Its Latin name is Melanogrammus aeglefinus, and it is also widespread in the waters of the North Atlantic, including the British Isles. It is used mainly in Scotland (where it is included in other typical dishes, such as cullen skink, a soup in which it is smoked) and in the north of England. Compared to cod, it is smaller and has a sweetish aftertaste: the flesh is suitable for breading and frying both for fish and chips and for making homemade fish fingers.
3. Alaska Pollack

It's called Gadus chalcogrammus and is one of the most popular alternatives to Nordic cod, especially for industrial products and for fast food establishments: it's cheaper and easy to find filleted, often frozen. It's caught in the North Pacific Ocean and is known in English as Alaska pollock: its flesh is pure white, lean, and has a fairly neutral flavor.
4. Plaice

Yes, plaice (Pleuronectes platessa in Latin) also makes a great pairing with French fries. This flatfish, easily found in northern latitudes but less common in the Mediterranean, is becoming a popular and sustainable alternative to cod and haddock. The fillets are thin by nature, but equally easy to fry: the flesh has the advantage of always being lean, tender, and more intense in flavor.

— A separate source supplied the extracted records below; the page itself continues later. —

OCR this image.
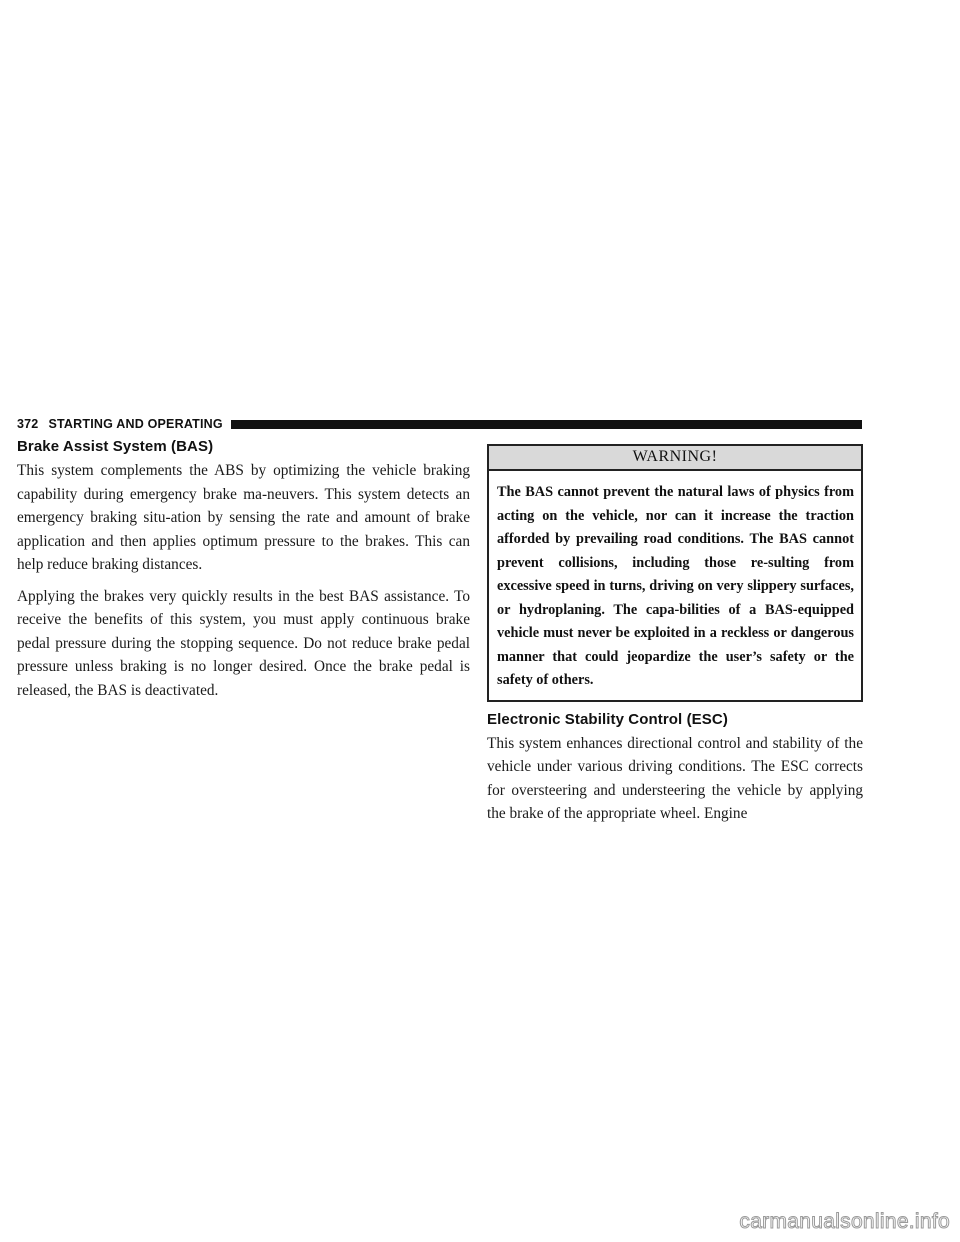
372 STARTING AND OPERATING
Brake Assist System (BAS)

This system complements the ABS by optimizing the vehicle braking capability during emergency brake ma-neuvers. This system detects an emergency braking situ-ation by sensing the rate and amount of brake application and then applies optimum pressure to the brakes. This can help reduce braking distances.

Applying the brakes very quickly results in the best BAS assistance. To receive the benefits of this system, you must apply continuous brake pedal pressure during the stopping sequence. Do not reduce brake pedal pressure unless braking is no longer desired. Once the brake pedal is released, the BAS is deactivated.

WARNING!

The BAS cannot prevent the natural laws of physics from acting on the vehicle, nor can it increase the traction afforded by prevailing road conditions. The BAS cannot prevent collisions, including those re-sulting from excessive speed in turns, driving on very slippery surfaces, or hydroplaning. The capa-bilities of a BAS-equipped vehicle must never be exploited in a reckless or dangerous manner that could jeopardize the user’s safety or the safety of others.

Electronic Stability Control (ESC)

This system enhances directional control and stability of the vehicle under various driving conditions. The ESC corrects for oversteering and understeering the vehicle by applying the brake of the appropriate wheel. Engine

carmanualsonline.info
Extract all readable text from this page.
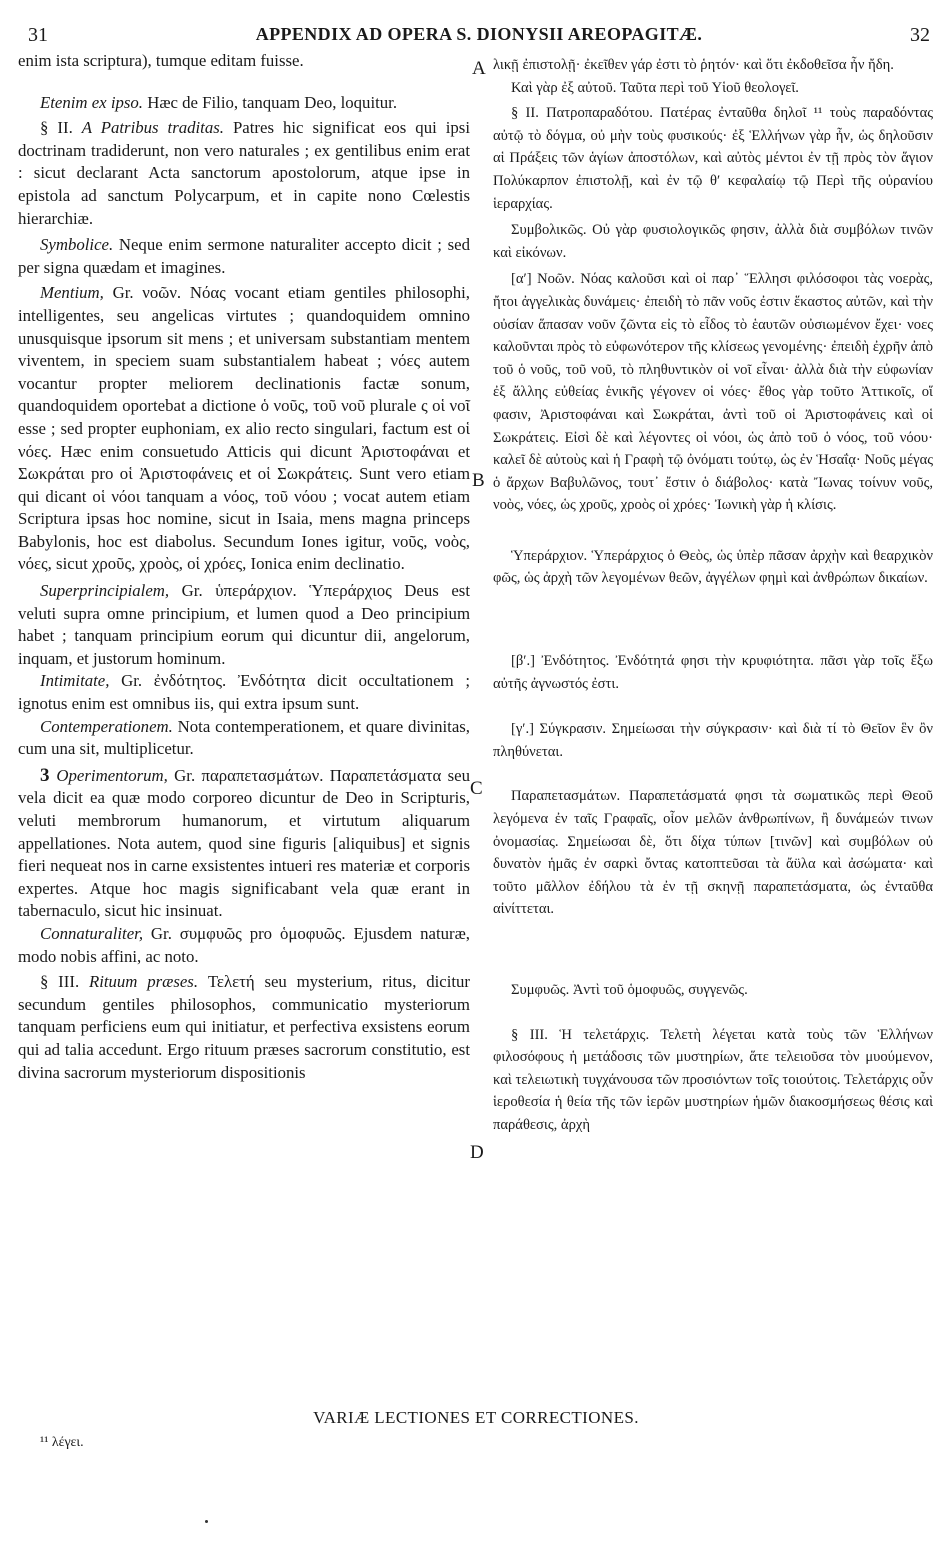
31	APPENDIX AD OPERA S. DIONYSII AREOPAGITÆ.	32

enim ista scriptura), tumque editam fuisse.

Etenim ex ipso. Hæc de Filio, tanquam Deo, loquitur.

§ II. A Patribus traditas. Patres hic significat eos qui ipsi doctrinam tradiderunt, non vero naturales ; ex gentilibus enim erat : sicut declarant Acta sanctorum apostolorum, atque ipse in epistola ad sanctum Polycarpum, et in capite nono Cœlestis hierarchiæ.

Symbolice. Neque enim sermone naturaliter accepto dicit ; sed per signa quædam et imagines.

Mentium, Gr. νοῶν. Νόας vocant etiam gentiles philosophi, intelligentes, seu angelicas virtutes ; quandoquidem omnino unusquisque ipsorum sit mens ; et universam substantiam mentem viventem, in speciem suam substantialem habeat ; νόες autem vocantur propter meliorem declinationis factæ sonum, quandoquidem oportebat a dictione ὁ νοῦς, τοῦ νοῦ plurale ς οἱ νοῖ esse ; sed propter euphoniam, ex alio recto singulari, factum est οἱ νόες. Hæc enim consuetudo Atticis qui dicunt Ἀριστοφάναι et Σωκράται pro οἱ Ἀριστοφάνεις et οἱ Σωκράτεις. Sunt vero etiam qui dicant οἱ νόοι tanquam a νόος, τοῦ νόου ; vocat autem etiam Scriptura ipsas hoc nomine, sicut in Isaia, mens magna princeps Babylonis, hoc est diabolus. Secundum Iones igitur, νοῦς, νοὸς, νόες, sicut χροῦς, χροὸς, οἱ χρόες, Ionica enim declinatio.

Superprincipialem, Gr. ὑπεράρχιον. Ὑπεράρχιος Deus est veluti supra omne principium, et lumen quod a Deo principium habet ; tanquam principium eorum qui dicuntur dii, angelorum, inquam, et justorum hominum.

Intimitate, Gr. ἐνδότητος. Ἐνδότητα dicit occultationem ; ignotus enim est omnibus iis, qui extra ipsum sunt.

Contemperationem. Nota contemperationem, et quare divinitas, cum una sit, multiplicetur.

3 Operimentorum, Gr. παραπετασμάτων. Παραπετάσματα seu vela dicit ea quæ modo corporeo dicuntur de Deo in Scripturis, veluti membrorum humanorum, et virtutum aliquarum appellationes. Nota autem, quod sine figuris [aliquibus] et signis fieri nequeat nos in carne exsistentes intueri res materiæ et corporis expertes. Atque hoc magis significabant vela quæ erant in tabernaculo, sicut hic insinuat.

Connaturaliter, Gr. συμφυῶς pro ὁμοφυῶς. Ejusdem naturæ, modo nobis affini, ac noto.

§ III. Rituum præses. Τελετή seu mysterium, ritus, dicitur secundum gentiles philosophos, communicatio mysteriorum tanquam perficiens eum qui initiatur, et perfectiva exsistens eorum qui ad talia accedunt. Ergo rituum præses sacrorum constitutio, est divina sacrorum mysteriorum dispositionis

A
B
C
D

λικῇ ἐπιστολῇ· ἐκεῖθεν γάρ ἐστι τὸ ῥητόν· καὶ ὅτι ἐκδοθεῖσα ἦν ἤδη.

Καὶ γὰρ ἐξ αὐτοῦ. Ταῦτα περὶ τοῦ Υἱοῦ θεολογεῖ.

§ II. Πατροπαραδότου. Πατέρας ἐνταῦθα δηλοῖ ¹¹ τοὺς παραδόντας αὐτῷ τὸ δόγμα, οὐ μὴν τοὺς φυσικούς· ἐξ Ἑλλήνων γὰρ ἦν, ὡς δηλοῦσιν αἱ Πράξεις τῶν ἁγίων ἀποστόλων, καὶ αὐτὸς μέντοι ἐν τῇ πρὸς τὸν ἅγιον Πολύκαρπον ἐπιστολῇ, καὶ ἐν τῷ θ′ κεφαλαίῳ τῷ Περὶ τῆς οὐρανίου ἱεραρχίας.

Συμβολικῶς. Οὐ γὰρ φυσιολογικῶς φησιν, ἀλλὰ διὰ συμβόλων τινῶν καὶ εἰκόνων.

[α′] Νοῶν. Νόας καλοῦσι καὶ οἱ παρ᾽ Ἕλλησι φιλόσοφοι τὰς νοερὰς, ἤτοι ἀγγελικὰς δυνάμεις· ἐπειδὴ τὸ πᾶν νοῦς ἐστιν ἕκαστος αὐτῶν, καὶ τὴν οὐσίαν ἅπασαν νοῦν ζῶντα εἰς τὸ εἶδος τὸ ἑαυτῶν οὐσιωμένον ἔχει· νοες καλοῦνται πρὸς τὸ εὐφωνότερον τῆς κλίσεως γενομένης· ἐπειδὴ ἐχρῆν ἀπὸ τοῦ ὁ νοῦς, τοῦ νοῦ, τὸ πληθυντικὸν οἱ νοῖ εἶναι· ἀλλὰ διὰ τὴν εὐφωνίαν ἐξ ἄλλης εὐθείας ἑνικῆς γέγονεν οἱ νόες· ἔθος γὰρ τοῦτο Ἀττικοῖς, οἵ φασιν, Ἀριστοφάναι καὶ Σωκράται, ἀντὶ τοῦ οἱ Ἀριστοφάνεις καὶ οἱ Σωκράτεις. Εἰσὶ δὲ καὶ λέγοντες οἱ νόοι, ὡς ἀπὸ τοῦ ὁ νόος, τοῦ νόου· καλεῖ δὲ αὐτοὺς καὶ ἡ Γραφὴ τῷ ὀνόματι τούτῳ, ὡς ἐν Ἡσαΐᾳ· Νοῦς μέγας ὁ ἄρχων Βαβυλῶνος, τουτ᾽ ἔστιν ὁ διάβολος· κατὰ Ἴωνας τοίνυν νοῦς, νοὸς, νόες, ὡς χροῦς, χροὸς οἱ χρόες· Ἰωνικὴ γὰρ ἡ κλίσις.

Ὑπεράρχιον. Ὑπεράρχιος ὁ Θεὸς, ὡς ὑπὲρ πᾶσαν ἀρχὴν καὶ θεαρχικὸν φῶς, ὡς ἀρχὴ τῶν λεγομένων θεῶν, ἀγγέλων φημὶ καὶ ἀνθρώπων δικαίων.

[β′.] Ἐνδότητος. Ἐνδότητά φησι τὴν κρυφιότητα. πᾶσι γὰρ τοῖς ἔξω αὐτῆς ἀγνωστός ἐστι.

[γ′.] Σύγκρασιν. Σημείωσαι τὴν σύγκρασιν· καὶ διὰ τί τὸ Θεῖον ἓν ὂν πληθύνεται.

Παραπετασμάτων. Παραπετάσματά φησι τὰ σωματικῶς περὶ Θεοῦ λεγόμενα ἐν ταῖς Γραφαῖς, οἷον μελῶν ἀνθρωπίνων, ἢ δυνάμεών τινων ὀνομασίας. Σημείωσαι δὲ, ὅτι δίχα τύπων [τινῶν] καὶ συμβόλων οὐ δυνατὸν ἡμᾶς ἐν σαρκὶ ὄντας κατοπτεῦσαι τὰ ἄϋλα καὶ ἀσώματα· καὶ τοῦτο μᾶλλον ἐδήλου τὰ ἐν τῇ σκηνῇ παραπετάσματα, ὡς ἐνταῦθα αἰνίττεται.

Συμφυῶς. Ἀντὶ τοῦ ὁμοφυῶς, συγγενῶς.

§ III. Ἡ τελετάρχις. Τελετὴ λέγεται κατὰ τοὺς τῶν Ἑλλήνων φιλοσόφους ἡ μετάδοσις τῶν μυστηρίων, ἅτε τελειοῦσα τὸν μυούμενον, καὶ τελειωτικὴ τυγχάνουσα τῶν προσιόντων τοῖς τοιούτοις. Τελετάρχις οὖν ἱεροθεσία ἡ θεία τῆς τῶν ἱερῶν μυστηρίων ἡμῶν διακοσμήσεως θέσις καὶ παράθεσις, ἀρχὴ

VARIÆ LECTIONES ET CORRECTIONES.
¹¹ λέγει.
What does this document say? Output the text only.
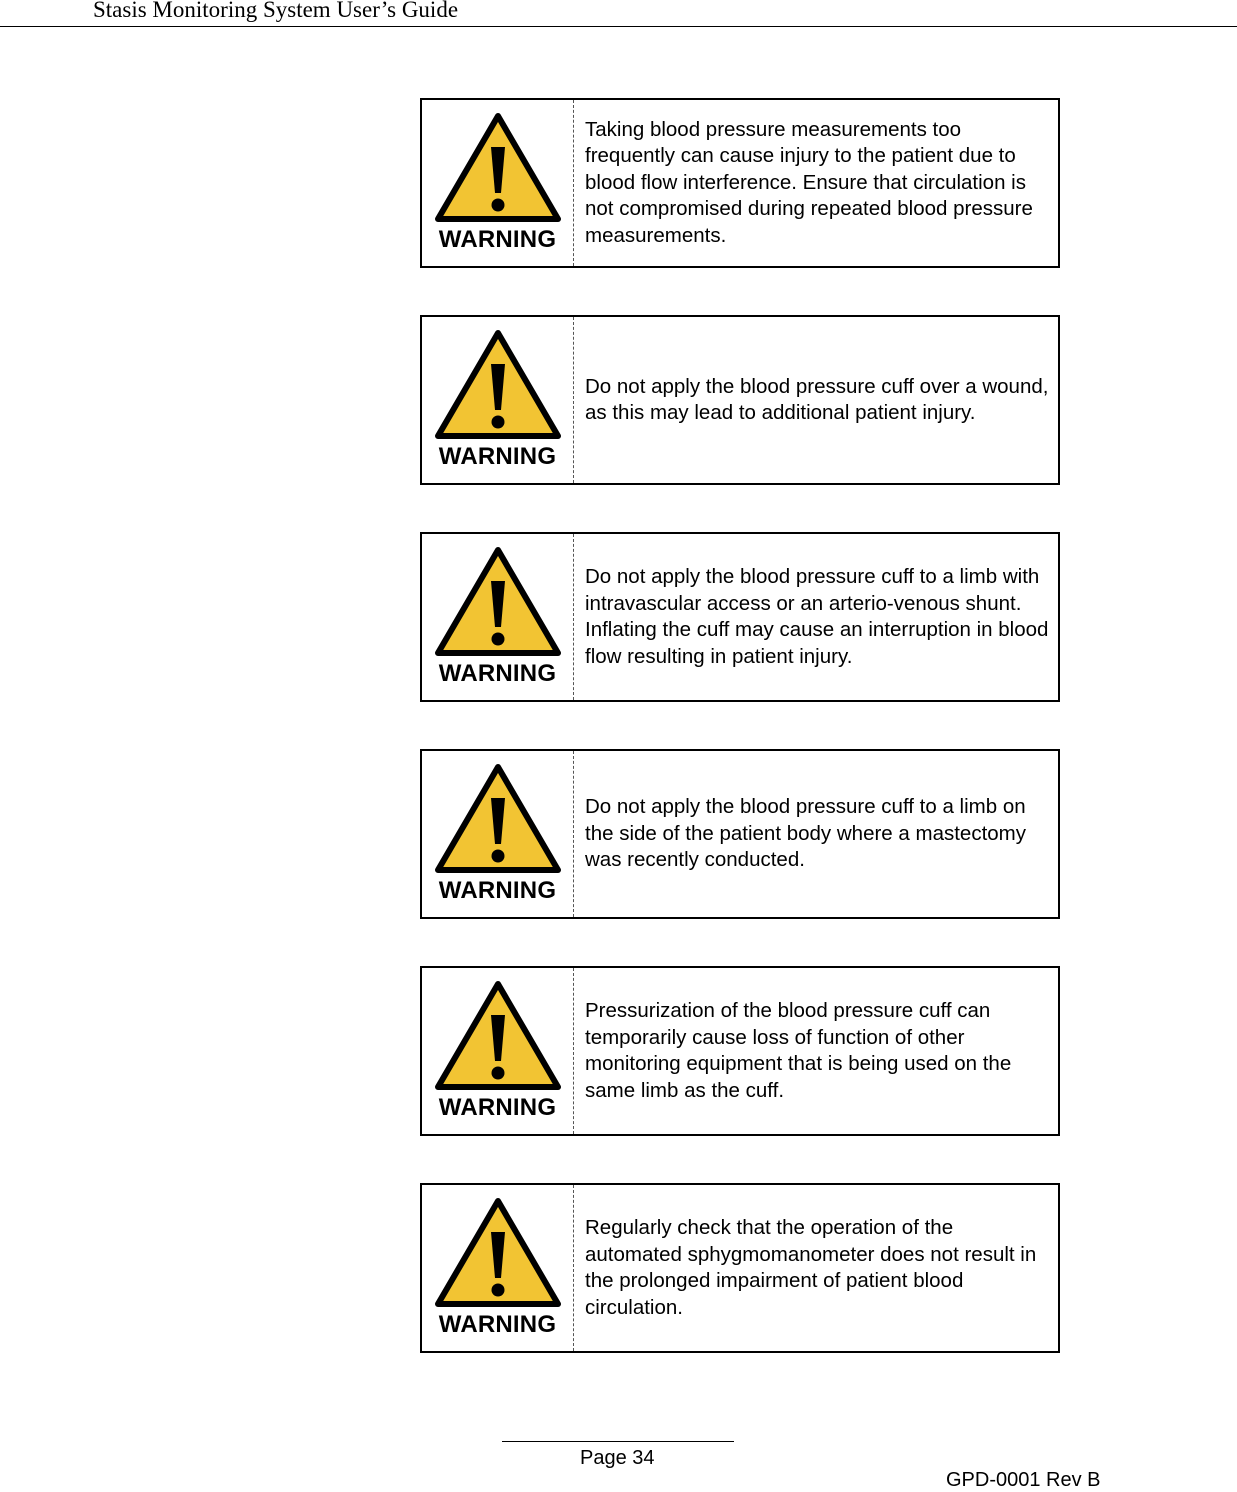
Stasis Monitoring System User’s Guide
WARNING

Taking blood pressure measurements too frequently can cause injury to the patient due to blood flow interference. Ensure that circulation is not compromised during repeated blood pressure measurements.

WARNING

Do not apply the blood pressure cuff over a wound, as this may lead to additional patient injury.

WARNING

Do not apply the blood pressure cuff to a limb with intravascular access or an arterio-venous shunt. Inflating the cuff may cause an interruption in blood flow resulting in patient injury.

WARNING

Do not apply the blood pressure cuff to a limb on the side of the patient body where a mastectomy was recently conducted.

WARNING

Pressurization of the blood pressure cuff can temporarily cause loss of function of other monitoring equipment that is being used on the same limb as the cuff.

WARNING

Regularly check that the operation of the automated sphygmomanometer does not result in the prolonged impairment of patient blood circulation.

Page 34
GPD-0001 Rev B
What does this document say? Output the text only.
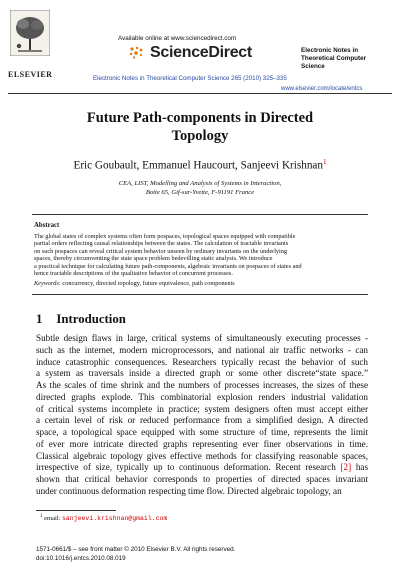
ELSEVIER
Available online at www.sciencedirect.com
ScienceDirect
Electronic Notes in Theoretical Computer Science 265 (2010) 325–335
Electronic Notes in
Theoretical Computer
Science
www.elsevier.com/locate/entcs
Future Path-components in Directed
Topology
Eric Goubault, Emmanuel Haucourt, Sanjeevi Krishnan$^1$
CEA, LIST, Modelling and Analysis of Systems in Interaction,
Boite 65, Gif-sur-Yvette, F-91191 France
Abstract
The global states of complex systems often form pospaces, topological spaces equipped with compatible
partial orders reflecting causal relationships between the states. The calculation of tractable invariants
on such pospaces can reveal critical system behavior unseen by ordinary invariants on the underlying
spaces, thereby circumventing the state space problem bedevilling static analysis. We introduce
a practical technique for calculating future path-components, algebraic invariants on pospaces of states and
hence tractable descriptions of the qualitative behavior of concurrent processes.
Keywords: concurrency, directed topology, future equivalence, path components
1 Introduction
Subtle design flaws in large, critical systems of simultaneously executing processes -
such as the internet, modern microprocessors, and national air traffic networks - can
induce catastrophic consequences. Researchers typically recast the behavior of such
a system as traversals inside a directed graph or some other discrete“state space.”
As the scales of time shrink and the numbers of processes increases, the sizes of these
directed graphs explode. This combinatorial explosion renders industrial validation
of critical systems incomplete in practice; system designers often must accept either
a certain level of risk or reduced performance from a simplified design. A directed
space, a topological space equipped with some structure of time, represents the limit
of ever more intricate directed graphs representing ever finer observations in time.
Classical algebraic topology gives effective methods for classifying reasonable spaces,
irrespective of size, typically up to continuous deformation. Recent research [2] has
shown that critical behavior corresponds to properties of directed spaces invariant
under continuous deformation respecting time flow. Directed algebraic topology, an
$^1$ email: sanjeevi.krishnan@gmail.com
1571-0661/$ – see front matter © 2010 Elsevier B.V. All rights reserved.
doi:10.1016/j.entcs.2010.08.019
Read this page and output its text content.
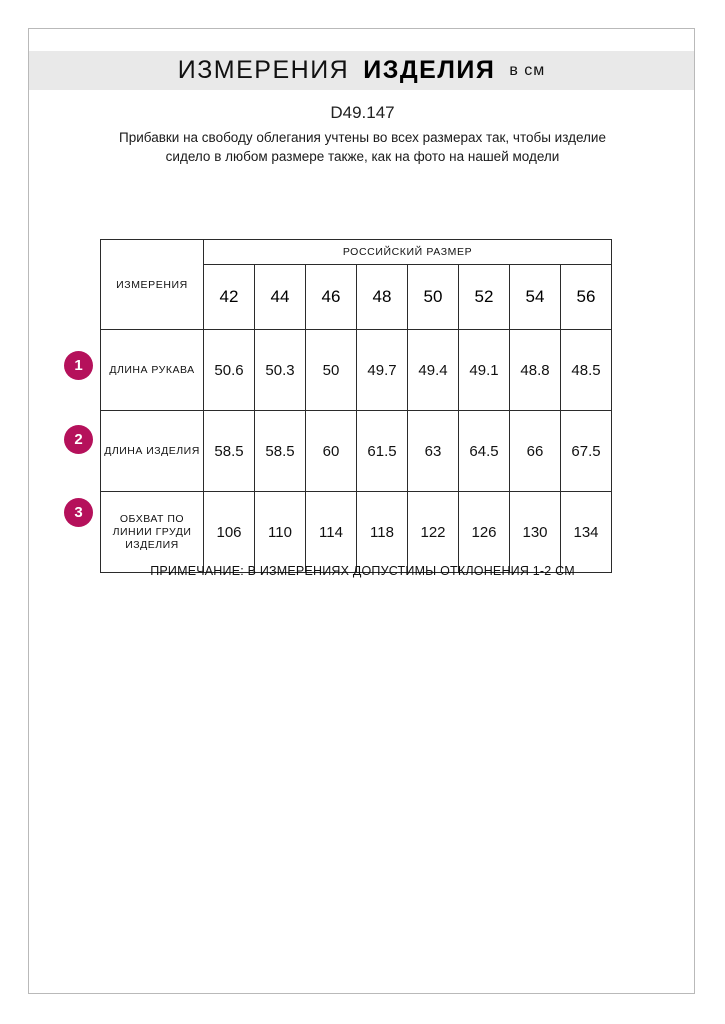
ИЗМЕРЕНИЯ ИЗДЕЛИЯ в см
D49.147
Прибавки на свободу облегания учтены во всех размерах так, чтобы изделие сидело в любом размере также, как на фото на нашей модели
1
2
3
ИЗМЕРЕНИЯ	РОССИЙСКИЙ РАЗМЕР							
	42	44	46	48	50	52	54	56
ДЛИНА РУКАВА	50.6	50.3	50	49.7	49.4	49.1	48.8	48.5
ДЛИНА ИЗДЕЛИЯ	58.5	58.5	60	61.5	63	64.5	66	67.5
ОБХВАТ ПО ЛИНИИ ГРУДИ ИЗДЕЛИЯ	106	110	114	118	122	126	130	134
ПРИМЕЧАНИЕ: В ИЗМЕРЕНИЯХ ДОПУСТИМЫ ОТКЛОНЕНИЯ 1-2 СМ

What Characteristics Should The Fish Have?
Regardless of the species, to work truly well in fish and chips, the fish flesh must have some fundamental characteristics: prefer white fish, which have a milder flavor than oily fish and are lean. Mackerel or salmon, for example, would have too strong a flavor and, due to their higher fat content, could weigh down the dish. Remember, in fact, that the frying batter is substantial, given that the ingredients include milk, eggs, and often the addition of spices, such as paprika.